1

I have a small number of csv files, each containing two columns with numeric values. I want to write a for loop that reads the files, sums the columns, and stores the sum totals for each csv in a numeric vector. This is the closest I've come:

allfiles <- list.files()
for (i in seq(allfiles)) {
     total <- numeric()
     total[i] <- sum(subset(read.csv(allfiles[i]), select=Gift.1), subset(read.csv(allfiles[i]), select=Gift.2))
     total
}

My result is all NA's save a value for the last file. I understand that I'm overwriting each iteration each time the for loop executes and I think* I need to do something with indexing.

Ferdi
  • 540
  • 3
  • 12
  • 23
DnstnRmsy
  • 13
  • 2
  • DnstnRmsy, if either of the answers meets your needs, it is customary on SO to "accept" the answer by selecting the checkmark to the left of it. Not only does it give some "thanks" and accolades (perhaps via an upvote) to the people who helped, it also effectively marks the question as "closed/resolved" for any similar questions that come after you. – r2evans Dec 22 '17 at 21:35
  • 10-4, r2Evans. Thanks for the help again! – DnstnRmsy Dec 22 '17 at 22:14
  • r2Evans, am I only allowed to "accept" one answer? – DnstnRmsy Dec 22 '17 at 22:52
  • You can "accept" only one, even if multiple answers meet your needs, that's how StackExchange works. You can "upvote" zero or more, meaning if you like all then you can upvote all. – r2evans Dec 22 '17 at 22:56

2 Answers2

3

The first problem is that you are not pre-allocating the right length of (or properly appending to) total. Regardless, I recommend against that method.
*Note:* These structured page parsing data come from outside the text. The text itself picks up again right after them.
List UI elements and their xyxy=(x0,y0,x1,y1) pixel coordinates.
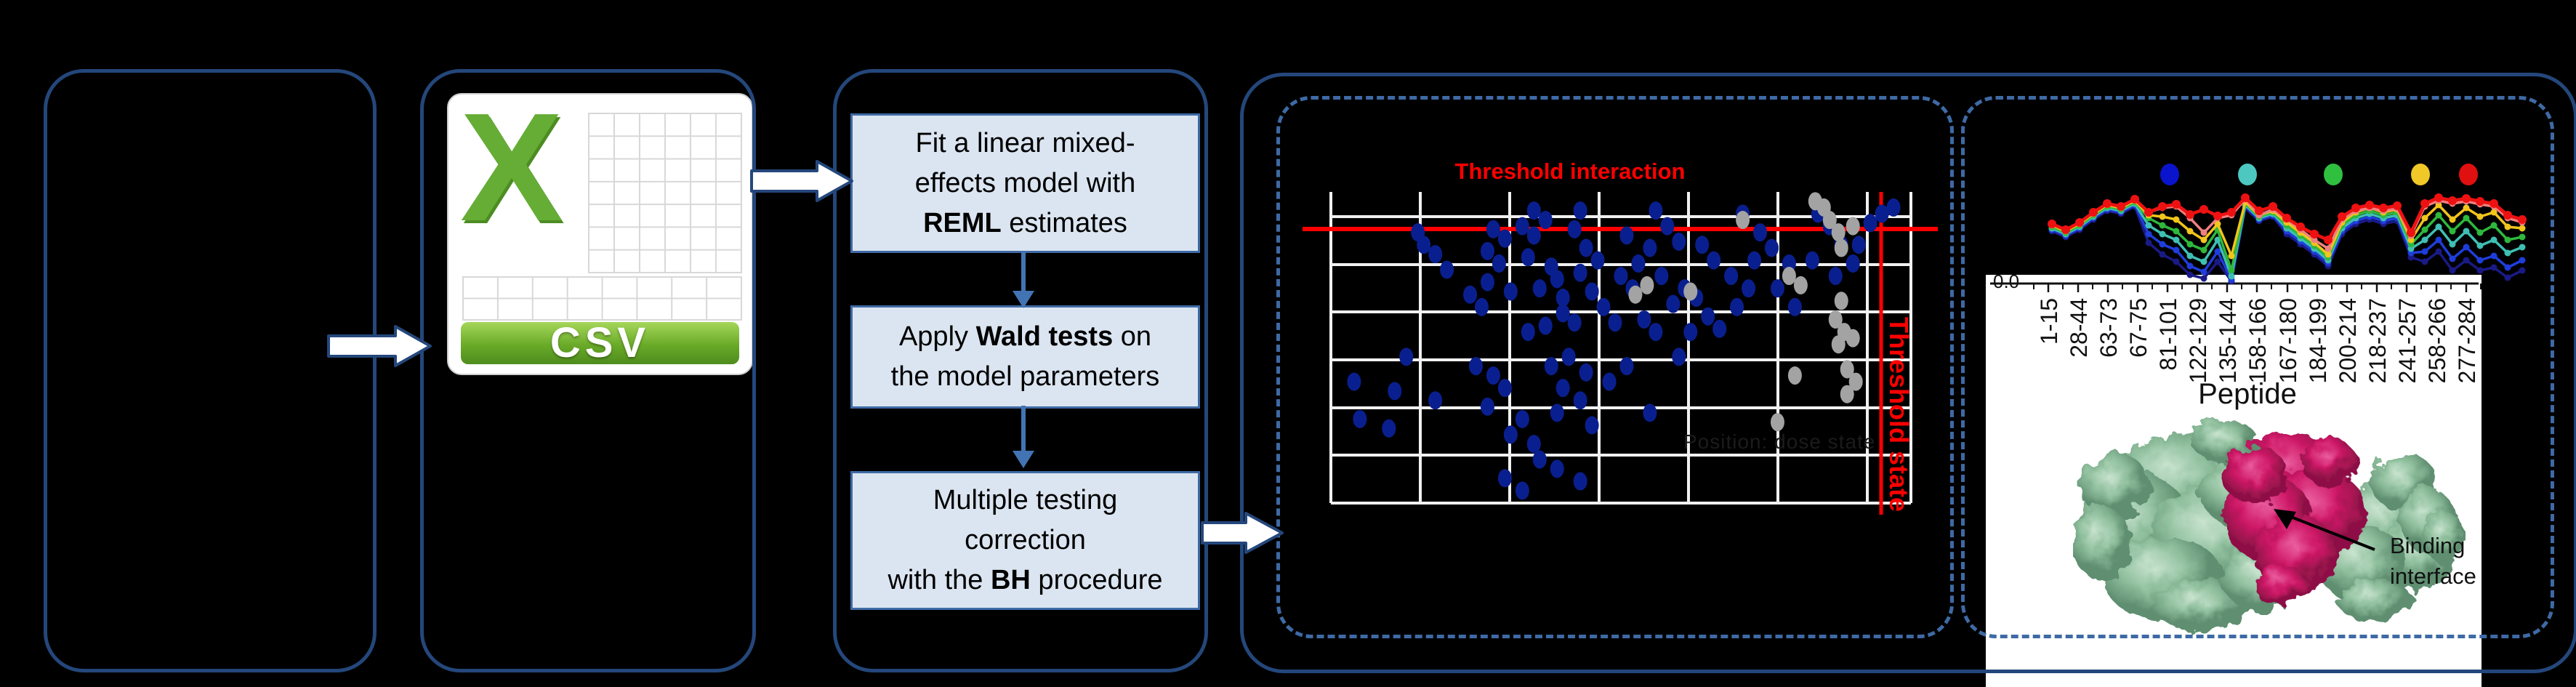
protein-structure-image xyxy=(2073,420,2464,630)
flow-box-bh: Multiple testing correction with the BH pr… xyxy=(850,471,1200,610)
panel-results-outer xyxy=(1240,73,2576,673)
x-axis-title: Peptide xyxy=(2198,378,2297,410)
spreadsheet-grid-icon xyxy=(587,112,743,273)
binding-interface-annotation: Binding interface xyxy=(2390,531,2482,592)
peptide-figure: 0.0 1-15 28-44 63-73 67-75 81-101 122-129 135-… xyxy=(1986,275,2482,687)
panel-scatter-dashed xyxy=(1276,96,1954,638)
panel-raw-data xyxy=(44,69,377,672)
binding-interface-arrow xyxy=(2274,509,2375,551)
csv-banner-label: CSV xyxy=(550,319,651,367)
csv-file-icon: X CSV xyxy=(447,81,753,375)
flow-box-reml: Fit a linear mixed-effects model with REM… xyxy=(850,113,1200,253)
threshold-interaction-label: Threshold interaction xyxy=(1454,158,1686,184)
panel-csv-export xyxy=(420,69,756,672)
threshold-state-label: Threshold state xyxy=(1884,317,1914,513)
flow-box-wald: Apply Wald tests on the model parameters xyxy=(850,305,1200,409)
ghost-annotation: Position: dose state xyxy=(1683,430,1876,453)
protein-green-right xyxy=(2317,453,2464,621)
protein-green-left xyxy=(2073,420,2306,630)
spreadsheet-grid-strip-icon xyxy=(462,276,743,321)
binding-line1: Binding xyxy=(2390,533,2466,558)
panel-profile-dashed xyxy=(1961,96,2554,638)
csv-banner: CSV xyxy=(460,319,740,366)
binding-line2: interface xyxy=(2390,563,2476,589)
panel-statistics xyxy=(833,69,1208,672)
excel-x-glyph: X xyxy=(460,81,563,253)
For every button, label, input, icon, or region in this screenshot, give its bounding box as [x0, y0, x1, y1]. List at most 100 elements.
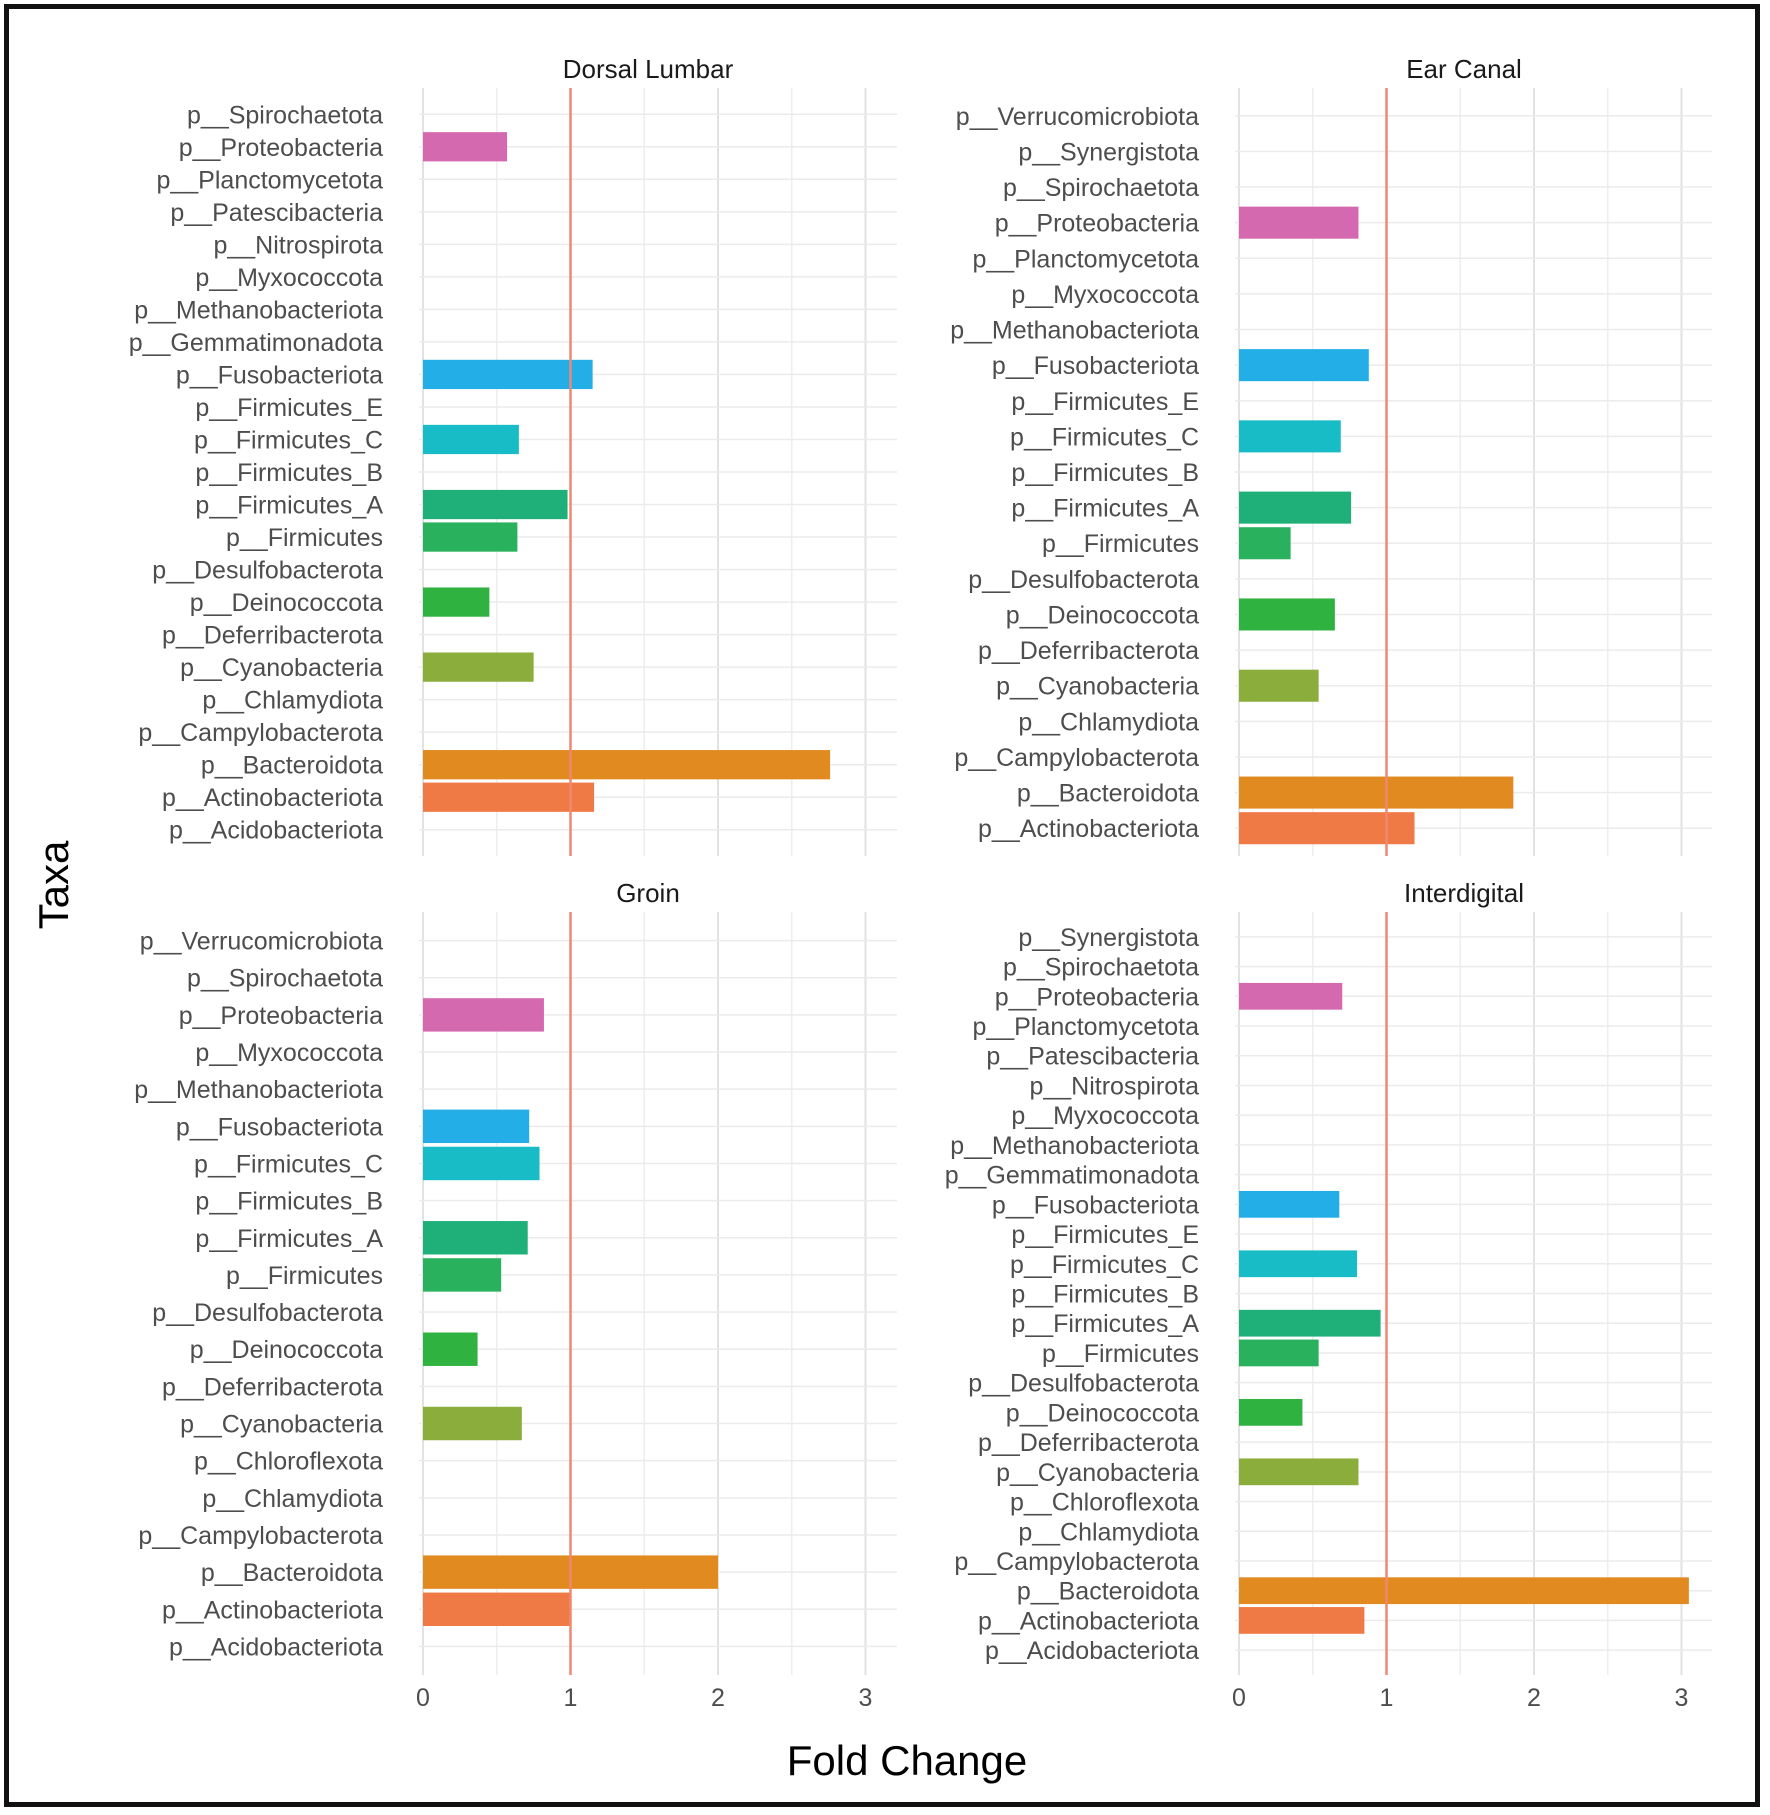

There are several ways to do this, but the R-onic (my term, based on pythonic ... I know, it doesn't flow well) is based on vectors/lists.

alldata <- sapply(allfiles, read.csv, simplify = FALSE)
totals <- sapply(alldata, function(a) sum(subset(a, select=Gift.1), subset(a, select=Gift.2)))

I often like to that, keeping the "raw/unaltered" data in one list and then repeatedly extract from it. For instance, if the files are huge and reading them is a non-trivial amount of time, then if you realize you also need Gift.3 and did it your way, then you'd need to re-read the entire dataset. Using my method, however, you just update the second sapply to include the change and rerun on the already-loaded data. (Most of the my rationale is based on untrusted data, portions that are typically unused, or other factors that may not be there for you.)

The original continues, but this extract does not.